Okay, for everyone else who has no idea what I’m even talking about right now, let me rewind a bit. Back to around two weeks ago, to the 3rd of June. Entertainment Weekly had an article about Mr. Lorre accepting an award at the Television Academy Honors for an episode of his new show Mom (totally freakin’ hilarious show, by the way). It was an episode that dealt with Allison Janney’s character’s alcoholism. Not such a funny thing to be making fun of, we have a history of some alcoholism in my family, but Chuck does a really good job at keeping it tasteful and appropriate without making a mockery of the issue. That’s not something everyone can pull off, but leave it up to Chuck to get it right.

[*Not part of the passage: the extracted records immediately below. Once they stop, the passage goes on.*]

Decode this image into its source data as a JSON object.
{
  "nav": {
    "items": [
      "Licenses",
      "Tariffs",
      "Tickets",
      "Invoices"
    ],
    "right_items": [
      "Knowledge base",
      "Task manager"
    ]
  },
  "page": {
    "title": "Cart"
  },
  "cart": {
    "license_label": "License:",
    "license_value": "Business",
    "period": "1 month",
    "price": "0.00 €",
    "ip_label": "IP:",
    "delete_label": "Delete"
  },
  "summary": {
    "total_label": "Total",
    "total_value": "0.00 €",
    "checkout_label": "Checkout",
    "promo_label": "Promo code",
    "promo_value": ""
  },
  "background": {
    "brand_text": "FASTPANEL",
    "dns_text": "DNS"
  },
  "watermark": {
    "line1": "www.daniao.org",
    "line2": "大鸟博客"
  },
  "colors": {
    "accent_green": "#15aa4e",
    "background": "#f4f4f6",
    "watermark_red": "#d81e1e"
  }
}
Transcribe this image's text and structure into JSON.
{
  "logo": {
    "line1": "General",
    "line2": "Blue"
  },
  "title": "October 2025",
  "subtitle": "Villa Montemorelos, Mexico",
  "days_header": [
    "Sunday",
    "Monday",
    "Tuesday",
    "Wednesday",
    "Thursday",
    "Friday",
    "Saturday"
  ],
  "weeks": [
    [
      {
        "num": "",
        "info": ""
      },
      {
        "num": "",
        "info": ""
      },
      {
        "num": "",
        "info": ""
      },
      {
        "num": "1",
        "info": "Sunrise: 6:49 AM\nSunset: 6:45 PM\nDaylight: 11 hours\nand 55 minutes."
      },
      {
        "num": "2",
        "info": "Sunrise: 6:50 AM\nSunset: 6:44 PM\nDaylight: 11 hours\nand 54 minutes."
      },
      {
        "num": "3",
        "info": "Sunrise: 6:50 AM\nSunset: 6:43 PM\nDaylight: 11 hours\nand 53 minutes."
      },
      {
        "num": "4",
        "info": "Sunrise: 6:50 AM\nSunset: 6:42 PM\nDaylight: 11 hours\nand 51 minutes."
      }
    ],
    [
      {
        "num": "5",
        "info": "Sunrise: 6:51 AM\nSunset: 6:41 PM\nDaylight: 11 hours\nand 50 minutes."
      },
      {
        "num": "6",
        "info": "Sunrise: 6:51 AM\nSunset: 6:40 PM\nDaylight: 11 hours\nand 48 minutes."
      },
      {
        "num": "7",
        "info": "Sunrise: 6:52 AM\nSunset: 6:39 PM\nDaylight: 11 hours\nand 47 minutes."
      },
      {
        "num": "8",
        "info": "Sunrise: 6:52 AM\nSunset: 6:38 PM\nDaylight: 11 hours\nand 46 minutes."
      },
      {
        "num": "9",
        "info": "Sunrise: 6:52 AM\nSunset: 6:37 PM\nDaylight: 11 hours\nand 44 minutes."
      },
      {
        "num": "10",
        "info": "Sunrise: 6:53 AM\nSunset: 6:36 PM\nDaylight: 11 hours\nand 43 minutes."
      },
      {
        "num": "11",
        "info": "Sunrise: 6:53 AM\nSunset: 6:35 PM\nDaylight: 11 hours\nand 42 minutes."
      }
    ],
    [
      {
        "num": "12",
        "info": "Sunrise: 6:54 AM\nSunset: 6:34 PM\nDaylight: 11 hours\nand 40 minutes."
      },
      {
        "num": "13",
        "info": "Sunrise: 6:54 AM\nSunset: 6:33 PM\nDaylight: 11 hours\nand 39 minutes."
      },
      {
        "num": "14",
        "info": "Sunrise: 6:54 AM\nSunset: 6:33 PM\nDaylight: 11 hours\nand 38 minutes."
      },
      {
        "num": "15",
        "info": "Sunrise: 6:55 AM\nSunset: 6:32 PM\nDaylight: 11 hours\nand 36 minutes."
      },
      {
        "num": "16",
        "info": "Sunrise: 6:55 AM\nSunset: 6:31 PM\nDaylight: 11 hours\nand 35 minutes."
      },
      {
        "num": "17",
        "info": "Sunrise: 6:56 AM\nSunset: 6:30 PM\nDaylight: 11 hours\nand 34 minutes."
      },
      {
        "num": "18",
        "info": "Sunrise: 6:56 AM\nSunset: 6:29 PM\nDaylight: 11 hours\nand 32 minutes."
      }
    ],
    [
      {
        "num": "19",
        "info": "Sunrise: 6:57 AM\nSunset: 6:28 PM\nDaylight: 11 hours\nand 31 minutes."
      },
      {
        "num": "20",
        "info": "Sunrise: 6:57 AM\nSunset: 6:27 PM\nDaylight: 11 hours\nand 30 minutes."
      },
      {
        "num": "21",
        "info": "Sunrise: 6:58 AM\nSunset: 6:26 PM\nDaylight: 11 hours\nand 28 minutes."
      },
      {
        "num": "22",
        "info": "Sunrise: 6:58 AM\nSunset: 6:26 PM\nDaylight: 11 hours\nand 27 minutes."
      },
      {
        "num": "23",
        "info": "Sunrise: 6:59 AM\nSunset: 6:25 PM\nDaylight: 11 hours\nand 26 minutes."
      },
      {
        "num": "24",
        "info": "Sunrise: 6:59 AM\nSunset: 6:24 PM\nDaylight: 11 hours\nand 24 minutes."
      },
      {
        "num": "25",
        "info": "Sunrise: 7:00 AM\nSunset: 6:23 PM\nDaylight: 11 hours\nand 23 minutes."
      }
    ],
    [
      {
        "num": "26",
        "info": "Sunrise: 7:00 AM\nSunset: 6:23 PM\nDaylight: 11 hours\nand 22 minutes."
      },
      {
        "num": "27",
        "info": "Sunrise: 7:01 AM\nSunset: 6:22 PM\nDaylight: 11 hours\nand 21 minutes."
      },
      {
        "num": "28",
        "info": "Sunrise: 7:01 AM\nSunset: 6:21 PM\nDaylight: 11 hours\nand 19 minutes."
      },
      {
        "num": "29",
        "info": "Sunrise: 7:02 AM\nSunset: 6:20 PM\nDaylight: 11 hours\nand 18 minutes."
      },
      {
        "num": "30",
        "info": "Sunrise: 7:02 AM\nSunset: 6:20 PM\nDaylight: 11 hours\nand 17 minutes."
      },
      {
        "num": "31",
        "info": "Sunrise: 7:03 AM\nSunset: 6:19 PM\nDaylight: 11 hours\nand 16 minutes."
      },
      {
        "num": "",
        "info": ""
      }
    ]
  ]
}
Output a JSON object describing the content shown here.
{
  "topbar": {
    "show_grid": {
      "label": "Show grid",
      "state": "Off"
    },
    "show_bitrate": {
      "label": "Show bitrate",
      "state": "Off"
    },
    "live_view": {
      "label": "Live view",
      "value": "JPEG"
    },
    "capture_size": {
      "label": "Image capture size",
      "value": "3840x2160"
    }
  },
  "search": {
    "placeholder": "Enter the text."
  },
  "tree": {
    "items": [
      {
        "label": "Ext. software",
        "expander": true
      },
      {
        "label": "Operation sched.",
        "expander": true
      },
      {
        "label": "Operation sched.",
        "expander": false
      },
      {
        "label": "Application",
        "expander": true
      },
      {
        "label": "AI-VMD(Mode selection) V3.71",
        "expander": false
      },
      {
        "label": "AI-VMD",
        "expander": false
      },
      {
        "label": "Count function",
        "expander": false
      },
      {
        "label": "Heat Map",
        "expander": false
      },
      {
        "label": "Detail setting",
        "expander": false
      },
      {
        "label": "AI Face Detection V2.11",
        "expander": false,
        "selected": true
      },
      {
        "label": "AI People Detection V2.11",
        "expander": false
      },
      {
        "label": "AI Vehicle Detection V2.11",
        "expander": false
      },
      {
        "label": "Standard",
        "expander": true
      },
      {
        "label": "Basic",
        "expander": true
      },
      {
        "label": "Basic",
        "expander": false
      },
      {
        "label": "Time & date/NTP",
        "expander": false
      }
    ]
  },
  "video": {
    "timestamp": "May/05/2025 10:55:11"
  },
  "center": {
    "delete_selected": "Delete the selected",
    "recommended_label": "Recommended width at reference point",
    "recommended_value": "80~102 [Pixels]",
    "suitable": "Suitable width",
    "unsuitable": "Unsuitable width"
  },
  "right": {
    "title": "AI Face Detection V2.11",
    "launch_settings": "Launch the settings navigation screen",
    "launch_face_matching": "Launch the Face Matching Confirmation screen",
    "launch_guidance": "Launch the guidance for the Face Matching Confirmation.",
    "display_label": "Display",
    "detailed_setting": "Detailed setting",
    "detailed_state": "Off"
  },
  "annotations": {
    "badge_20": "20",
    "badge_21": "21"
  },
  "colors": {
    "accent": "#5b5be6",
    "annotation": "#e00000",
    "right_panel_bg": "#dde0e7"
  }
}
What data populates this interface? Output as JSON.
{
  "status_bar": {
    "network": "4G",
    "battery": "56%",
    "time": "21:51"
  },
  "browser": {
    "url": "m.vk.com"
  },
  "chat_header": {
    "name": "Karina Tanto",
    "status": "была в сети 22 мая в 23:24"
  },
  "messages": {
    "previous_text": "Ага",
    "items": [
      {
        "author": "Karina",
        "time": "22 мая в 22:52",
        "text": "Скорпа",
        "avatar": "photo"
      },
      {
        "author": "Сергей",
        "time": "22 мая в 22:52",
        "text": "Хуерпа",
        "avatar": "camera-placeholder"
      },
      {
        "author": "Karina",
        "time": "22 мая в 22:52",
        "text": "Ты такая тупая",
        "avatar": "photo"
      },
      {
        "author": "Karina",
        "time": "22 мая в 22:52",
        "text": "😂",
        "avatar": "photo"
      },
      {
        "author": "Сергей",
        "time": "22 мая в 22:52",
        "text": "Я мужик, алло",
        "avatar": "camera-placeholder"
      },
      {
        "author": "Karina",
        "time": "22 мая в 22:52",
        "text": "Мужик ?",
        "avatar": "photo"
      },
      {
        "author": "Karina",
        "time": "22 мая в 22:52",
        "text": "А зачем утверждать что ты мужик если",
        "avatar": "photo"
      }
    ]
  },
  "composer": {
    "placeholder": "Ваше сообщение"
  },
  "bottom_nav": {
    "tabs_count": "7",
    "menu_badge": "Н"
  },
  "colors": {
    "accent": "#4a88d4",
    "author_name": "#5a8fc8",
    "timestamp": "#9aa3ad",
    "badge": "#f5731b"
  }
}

Anyway, I’m going off on a tangent. He went up to get his award and here’s what he told the crowd: “To do a show about people trying to redeem their lives and to salvage and repair the damage they’ve done — for me, it’s an opportunity to apologize for Two and a Half Men.”

Apologize?? Who apologizes for success?? Mega-success in this case. Two and a Half Men has been going for 10 seasons! Ten! They must be doing something right over there. Forget about the whole Charlie Sheen thing (although I’ve never thought Ashton Kutcher has fully settled into the show organically, it was a much better dynamic with Jon and Charlie, probably because they really didn’t like each other off the set?), this show was one of the funniest sitcoms on TV!

Chuck knows funny. He started out on Roseanne. Only one of the best sitcoms in the history of television. I mean, that show really captured lower-middle class America in a way that didn’t kow-tow or make fun of its subject. And it was wildly popular. The show ran forever!

You don’t apologize for being funny and successful, Chuck! Your new show is another big hit. I love Mom. Allison Janney and Anna Faris are great together as mother and daughter. Again, it’s another sitcom about people who are learning to live with their past struggles. In Two and a Half Men, Charlie Sheen was pretty much playing himself with all the drugs, drinking, and womanizing. Mom is about coping with alcoholism. Chuck likes to tackle tough subjects, but not all in his shows. The Big Bang Theory (which is pretty much the best show on TV right now), keeps things a lot more light and hilarious, even though Sheldon is as much of a stinker as Charlie ever was on Men. But instead of collecting one night stands, Sheldon collects comic books!

Now that’s freakin’ genius if I do say so myself!